The first of his signs. His very first miracle!

So, what does a sign really do?  Well, it points to something else.  A street sign’s entire purpose for existence is to show you the street.  A billboard’s job is to get you to think about something being advertised.  Nether the street sign nor the billboard sign are there for you to think about the poles and structures, letters and paint that make up what they are. Those things are all important in their own way, but their purpose is to point you in a direction or help you see something else.

So too it is with the miracle in this story: Jesus miraculously turning water into wine. This is probably the case for all of Jesus’ miracles as well. In the end, it does not matter HOW the water became wine.  What matters is that Jesus made it so.

The ultimate objective of this story about Jesus turning water into wine at the wedding is to point to God. It is a sign.

Jesus says to his disciples, to us and to everyone: Look!! let me tell you about the God I know.

The God I know can do ANYTHING, even turn water to wine. The God I know gives abundantly; not just a little, but giving full to the brim. Just like these overflowing jars, he gives with great generosity. The God I know does not skimp on you.  Just like this wonderful, fine wine, he gives you the very finest. He always gives you his very best.

I wonder what the bride and groom might have said on that day.  Now there is no reason in the scripture to assume that they ever even knew that the wine had come from water or that a miracle had occurred, but I often like to think about this:  what if one of the people in a bible story could talk to us and tell us about God? What would they say?  Maybe they knew about it and were overcome with thanksgiving and awe at the miracle. Maybe, for them, it was one of those days that happens to all of us from time to time. God shows up and helps us out of a tight spot and we don’t even realize it happened.

So who is the God you know? And how do we tell people about him? If signs are to point to God, how do we point to God and tell others about the God we know? I doubt that any of us are going to turn water into wine, but there are many ways we do this now. We tell about God what we create with the gifts of creativity God has given us. We tell about God with fabric and thread, needles and yarn, banners with messages of God’s grace and all kinds of creative works. We tell about God with music from organs and pianos, strings and voices lifted together loudly and softly all singing that Christ is Lord of all. Words spoken from altar, pulpit; from class room and fellowship hall. Words spoken at the font  and over the wine poured into the cup saying: God Loves You No Matter What! Hands helping, cleaning, building. Hands holding other hands cold with sorrow and loss, showing that God does not leave you.
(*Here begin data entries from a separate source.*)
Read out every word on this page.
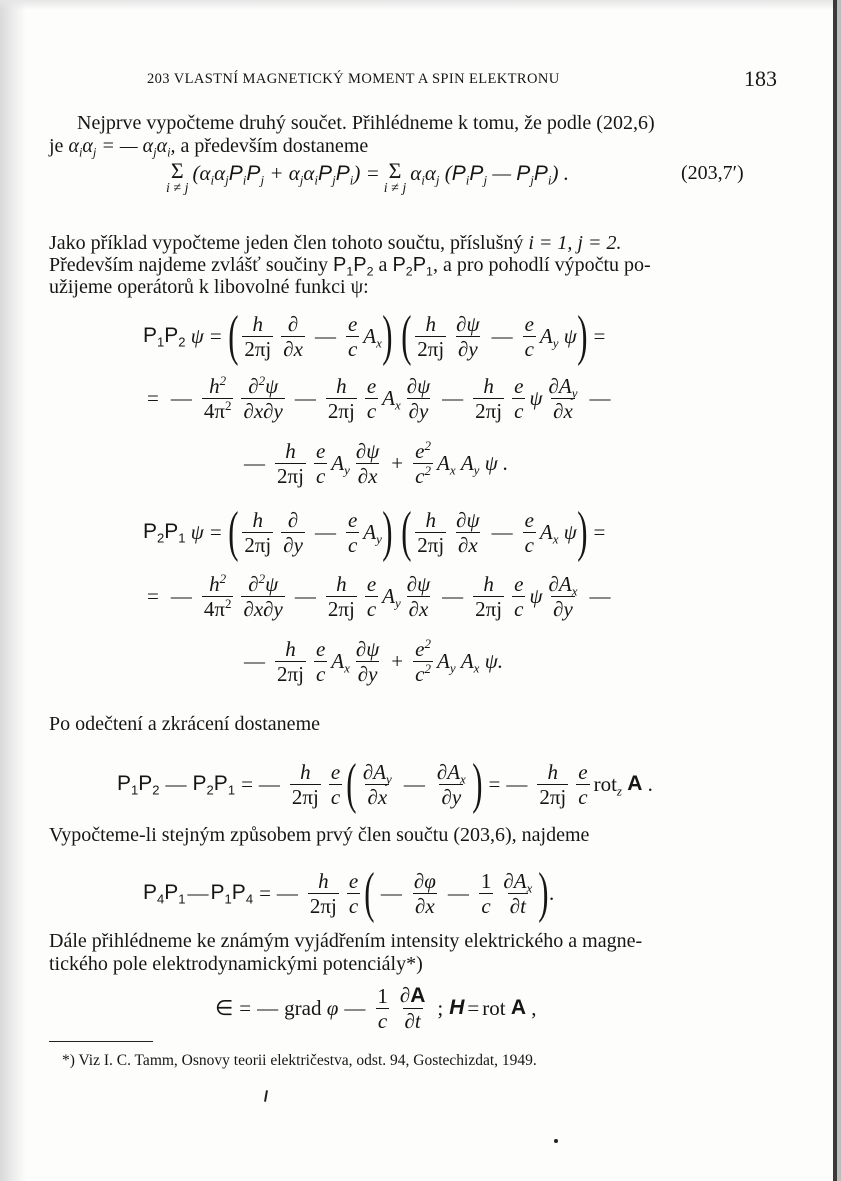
203 VLASTNÍ MAGNETICKÝ MOMENT A SPIN ELEKTRONU	183
Nejprve vypočteme druhý součet. Přihlédneme k tomu, že podle (202,6)
je $\alpha_i\alpha_j$ = — $\alpha_j\alpha_i$, a především dostaneme
Σ
i ≠ j
$(\alpha_i\alpha_jP_iP_j + \alpha_j\alpha_iP_jP_i) = \Sigma$
i ≠ j
$\alpha_i\alpha_j$ ($P_iP_j$ — $P_jP_i$) .	(203,7′)
Jako příklad vypočteme jeden člen tohoto součtu, příslušný i = 1, j = 2.
Především najdeme zvlášť součiny $P_1P_2$ a $P_2P_1$, a pro pohodlí výpočtu po-
užijeme operátorů k libovolné funkci ψ:
$P_1P_2$ ψ = ( $\frac{h}{2\pi j} \frac{\partial}{\partial x}$ — $\frac{e}{c} A_x$ ) ( $\frac{h}{2\pi j} \frac{\partial\psi}{\partial y}$ — $\frac{e}{c} A_y$ ψ ) =
= — $\frac{h^2}{4\pi^2} \frac{\partial^2\psi}{\partial x\partial y}$ — $\frac{h}{2\pi j} \frac{e}{c} A_x \frac{\partial\psi}{\partial y}$ — $\frac{h}{2\pi j} \frac{e}{c}$ ψ $\frac{\partial A_y}{\partial x}$ —
— $\frac{h}{2\pi j} \frac{e}{c} A_y \frac{\partial\psi}{\partial x} + \frac{e^2}{c^2} A_x$ $A_y$ ψ .
$P_2P_1$ ψ = ( $\frac{h}{2\pi j} \frac{\partial}{\partial y}$ — $\frac{e}{c} A_y$ ) ( $\frac{h}{2\pi j} \frac{\partial\psi}{\partial x}$ — $\frac{e}{c} A_x$ ψ ) =
= — $\frac{h^2}{4\pi^2} \frac{\partial^2\psi}{\partial x\partial y}$ — $\frac{h}{2\pi j} \frac{e}{c} A_y \frac{\partial\psi}{\partial x}$ — $\frac{h}{2\pi j} \frac{e}{c}$ ψ $\frac{\partial A_x}{\partial y}$ —
— $\frac{h}{2\pi j} \frac{e}{c} A_x \frac{\partial\psi}{\partial y} + \frac{e^2}{c^2} A_y$ $A_x$ ψ.
Po odečtení a zkrácení dostaneme
$P_1P_2$ — $P_2P_1$ = — $\frac{h}{2\pi j} \frac{e}{c}$ ( $\frac{\partial A_y}{\partial x}$ — $\frac{\partial A_x}{\partial y}$ ) = — $\frac{h}{2\pi j} \frac{e}{c} rot_z$ A .
Vypočteme-li stejným způsobem prvý člen součtu (203,6), najdeme
$P_4P_1$ — $P_1P_4$ = — $\frac{h}{2\pi j} \frac{e}{c}$ ( — $\frac{\partial\varphi}{\partial x}$ — $\frac{1}{c} \frac{\partial A_x}{\partial t}$ ) .
Dále přihlédneme ke známým vyjádřením intensity elektrického a magne-
tického pole elektrodynamickými potenciály*)
∈ = — grad φ — $\frac{1}{c} \frac{\partial A}{\partial t}$ ; H = rot A ,
*) Viz I. C. Tamm, Osnovy teorii električestva, odst. 94, Gostechizdat, 1949.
Ever.

It has been said that Jesus gladdened the wedding at Cana with his first miracle; changing water to wine and alleviating the sorrows and worries of this family and changing them to joy.  This is the God we know; the Christ who transforms us, our sorrows and worries, who works in us, and, like turning water into wine, he changes us daily into the Body of Christ so that we can be signs. So that we can say: Look! Let me tell you about the God I know.

4 thoughts on “A Sign

  1. “This is the God we know; the Christ who transforms us, our sorrows and worries, who works in us, and, like turning water into wine, he changes us daily into the Body of Christ so that we can be signs.” So much wisdom in this post.